By some means indulgent and featherlight without delay, Coldplay’s 10-track ode to the Unifying Energy of Love looks like psychedelia as imagined by a person whose drug of alternative is vanilla extract. Songs are lyrically underwritten, pretentiously packaged, and too typically bookended by stretches of lilting, soporific atmosphere. Such is the case on “MOON MUSiC”, a pleasantly ethereal Jon Hopkins collaboration that yields to some jingly arpeggiated piano and smooth, low singing – gently scraping on the concrete beneath Martin’s vocal consolation zone.
Martin’s voice is sharper on “feelslikeimfallinginlove” – one of many album’s higher songs, and precisely the type of serotonin-pumped pop that Coldplay have aced prior to now. However there’s no getting across the banality of the lyrics, these threadbare clichés and clunky turns of phrase (“Child, it’s my thoughts you blow”). The decision-and-response bridge part sees Martin fill out his melody with a full line of “La’s” – one thing he does repeatedly throughout the report. Elsewhere, “We Pray” incorporates “Viva La Vida”-esque strings alongside an overbearing glut of featured artists: Little Simz; Burna Boy, Palestinian-Chilean musician Elyanna, and Argentinian singer Tini.
Different tracks fare even worse, platitudinously reiterating one very fundamental theme: ain’t love grand? “All the nice good emotions/ Don’t ever allow them to go,” Martin sings advert nauseam on the funky and uptempo “GOOD FEELiNGS”. A observe titled “iAAM” strains for that stadium-ready sound, however, in its melodious, barely syncopated refrain, makes chop suey of its metaphors: “Stood on a sea of ache/ Let it rain, let it rain, let it rain/ I’ll be again on my toes once more/ ‘trigger I’m a mountain.” Standing on a sea? Mountains with toes? What do you imply you’re “again in your toes” whenever you’ve actually simply advised us you’re standing up? Possibly somebody will argue that that is some type of poetic contradiction – to me, it looks as if doggerel.
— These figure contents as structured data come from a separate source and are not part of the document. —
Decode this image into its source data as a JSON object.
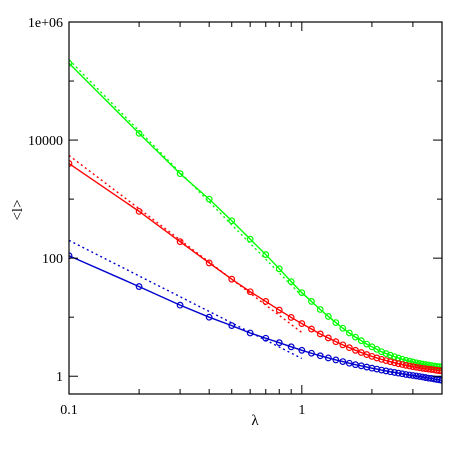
{
  "chart_data": {
    "type": "line",
    "xlabel": "λ",
    "ylabel": "<l>",
    "x_scale": "log",
    "y_scale": "log",
    "xlim": [
      0.1,
      4
    ],
    "ylim": [
      0.5,
      1000000
    ],
    "x_major_ticks": [
      0.1,
      1
    ],
    "x_tick_labels": [
      "0.1",
      "1"
    ],
    "y_major_ticks": [
      1,
      100,
      10000,
      1000000
    ],
    "y_tick_labels": [
      "1",
      "100",
      "10000",
      "1e+06"
    ],
    "grid": false,
    "legend": "none",
    "series": [
      {
        "color": "#00ff00",
        "style": "solid",
        "markers": "circle",
        "x": [
          0.1,
          0.2,
          0.3,
          0.4,
          0.5,
          0.6,
          0.7,
          0.8,
          0.9,
          1.0,
          1.1,
          1.2,
          1.3,
          1.4,
          1.5,
          1.6,
          1.7,
          1.8,
          1.9,
          2.0,
          2.1,
          2.2,
          2.3,
          2.4,
          2.5,
          2.6,
          2.7,
          2.8,
          2.9,
          3.0,
          3.1,
          3.2,
          3.3,
          3.4,
          3.5,
          3.6,
          3.7,
          3.8,
          3.9,
          4.0
        ],
        "y": [
          200000,
          13000,
          2700,
          1000,
          430,
          210,
          115,
          66,
          40,
          26,
          18.5,
          13.5,
          10.3,
          8.1,
          6.5,
          5.4,
          4.6,
          4.0,
          3.5,
          3.15,
          2.85,
          2.6,
          2.42,
          2.27,
          2.14,
          2.03,
          1.94,
          1.86,
          1.8,
          1.74,
          1.69,
          1.65,
          1.61,
          1.58,
          1.55,
          1.52,
          1.49,
          1.47,
          1.45,
          1.43
        ]
      },
      {
        "color": "#00ff00",
        "style": "dotted",
        "markers": "none",
        "x": [
          0.1,
          1.0
        ],
        "y": [
          230000,
          23
        ]
      },
      {
        "color": "#ff0000",
        "style": "solid",
        "markers": "circle",
        "x": [
          0.1,
          0.2,
          0.3,
          0.4,
          0.5,
          0.6,
          0.7,
          0.8,
          0.9,
          1.0,
          1.1,
          1.2,
          1.3,
          1.4,
          1.5,
          1.6,
          1.7,
          1.8,
          1.9,
          2.0,
          2.1,
          2.2,
          2.3,
          2.4,
          2.5,
          2.6,
          2.7,
          2.8,
          2.9,
          3.0,
          3.1,
          3.2,
          3.3,
          3.4,
          3.5,
          3.6,
          3.7,
          3.8,
          3.9,
          4.0
        ],
        "y": [
          4000,
          620,
          190,
          83,
          44,
          27,
          18.5,
          13.2,
          9.9,
          7.8,
          6.3,
          5.2,
          4.45,
          3.85,
          3.4,
          3.05,
          2.75,
          2.52,
          2.33,
          2.17,
          2.04,
          1.93,
          1.84,
          1.76,
          1.69,
          1.63,
          1.58,
          1.53,
          1.49,
          1.45,
          1.42,
          1.39,
          1.36,
          1.34,
          1.32,
          1.3,
          1.28,
          1.26,
          1.24,
          1.23
        ]
      },
      {
        "color": "#ff0000",
        "style": "dotted",
        "markers": "none",
        "x": [
          0.1,
          1.0
        ],
        "y": [
          5500,
          5.5
        ]
      },
      {
        "color": "#0000cc",
        "style": "solid",
        "markers": "circle",
        "x": [
          0.1,
          0.2,
          0.3,
          0.4,
          0.5,
          0.6,
          0.7,
          0.8,
          0.9,
          1.0,
          1.1,
          1.2,
          1.3,
          1.4,
          1.5,
          1.6,
          1.7,
          1.8,
          1.9,
          2.0,
          2.1,
          2.2,
          2.3,
          2.4,
          2.5,
          2.6,
          2.7,
          2.8,
          2.9,
          3.0,
          3.1,
          3.2,
          3.3,
          3.4,
          3.5,
          3.6,
          3.7,
          3.8,
          3.9,
          4.0
        ],
        "y": [
          110,
          33,
          16,
          10,
          7.2,
          5.4,
          4.4,
          3.7,
          3.15,
          2.75,
          2.45,
          2.22,
          2.04,
          1.89,
          1.77,
          1.66,
          1.57,
          1.5,
          1.43,
          1.37,
          1.32,
          1.27,
          1.23,
          1.19,
          1.16,
          1.13,
          1.1,
          1.07,
          1.05,
          1.03,
          1.01,
          0.99,
          0.97,
          0.95,
          0.93,
          0.92,
          0.9,
          0.88,
          0.87,
          0.85
        ]
      },
      {
        "color": "#0000cc",
        "style": "dotted",
        "markers": "none",
        "x": [
          0.1,
          1.0
        ],
        "y": [
          200,
          2
        ]
      }
    ]
  }
}
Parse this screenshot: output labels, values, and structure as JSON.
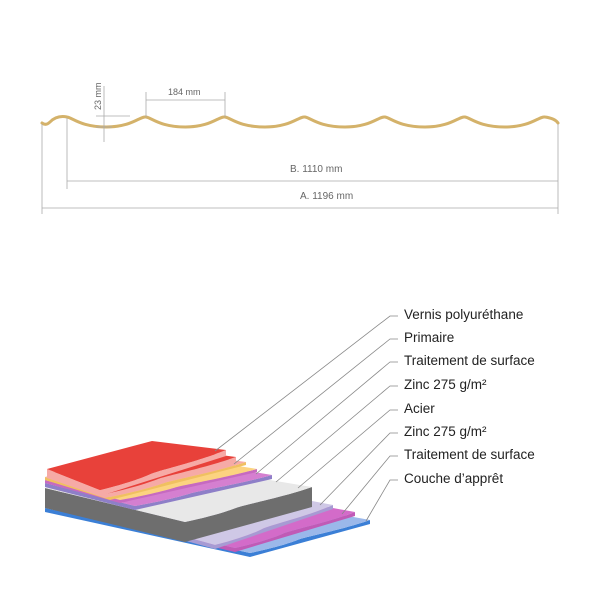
{
  "profile": {
    "height_label": "23 mm",
    "pitch_label": "184 mm",
    "width_b_label": "B. 1110 mm",
    "width_a_label": "A. 1196 mm",
    "profile_color": "#d4b26a"
  },
  "layers": [
    {
      "label": "Vernis polyuréthane",
      "color": "#e8413a"
    },
    {
      "label": "Primaire",
      "color": "#f6aaa6"
    },
    {
      "label": "Traitement de surface",
      "color": "#fcd380"
    },
    {
      "label": "Zinc 275 g/m²",
      "color": "#d57fd0"
    },
    {
      "label": "Acier",
      "color": "#e8e8e8"
    },
    {
      "label": "Zinc 275 g/m²",
      "color": "#cfc8e6"
    },
    {
      "label": "Traitement de surface",
      "color": "#d36bc9"
    },
    {
      "label": "Couche d’apprêt",
      "color": "#9bb8ea"
    }
  ]
}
In the meantime, “JUPiTER”, a barely extra pared-back narrative music a few queer lady going through homophobia, is sort of repellent in its unfettered schmaltz. “It’s a battle to your music,” Martin sings. “You needed to cover away for thus lengthy/ After they say ‘your self is flawed’/ The orchestra of rainbows play.”
Eagle-eyed readers can have observed above that the letter “i” is uniformly decrease case within the in any other case principally capped-up music titles. (Do you reckon there’s some tYpOgRaPhIc sYmBoLiSm there?) There’s additionally a observe merely titled “🌈”. I can solely assume these thrives are a part of Martin’s efforts to contrive an avant-garde mixed-media bonus observe: the sound of 1,000,000 listeners rolling their eyes without delay.
It’s arduous to criticise Moon Music with out sounding like a depressing cynic, given the album’s bald-faced ethos of goodwill and positivity. However love is a sophisticated factor, and it requires extra eloquence than Martin and co are capable of present.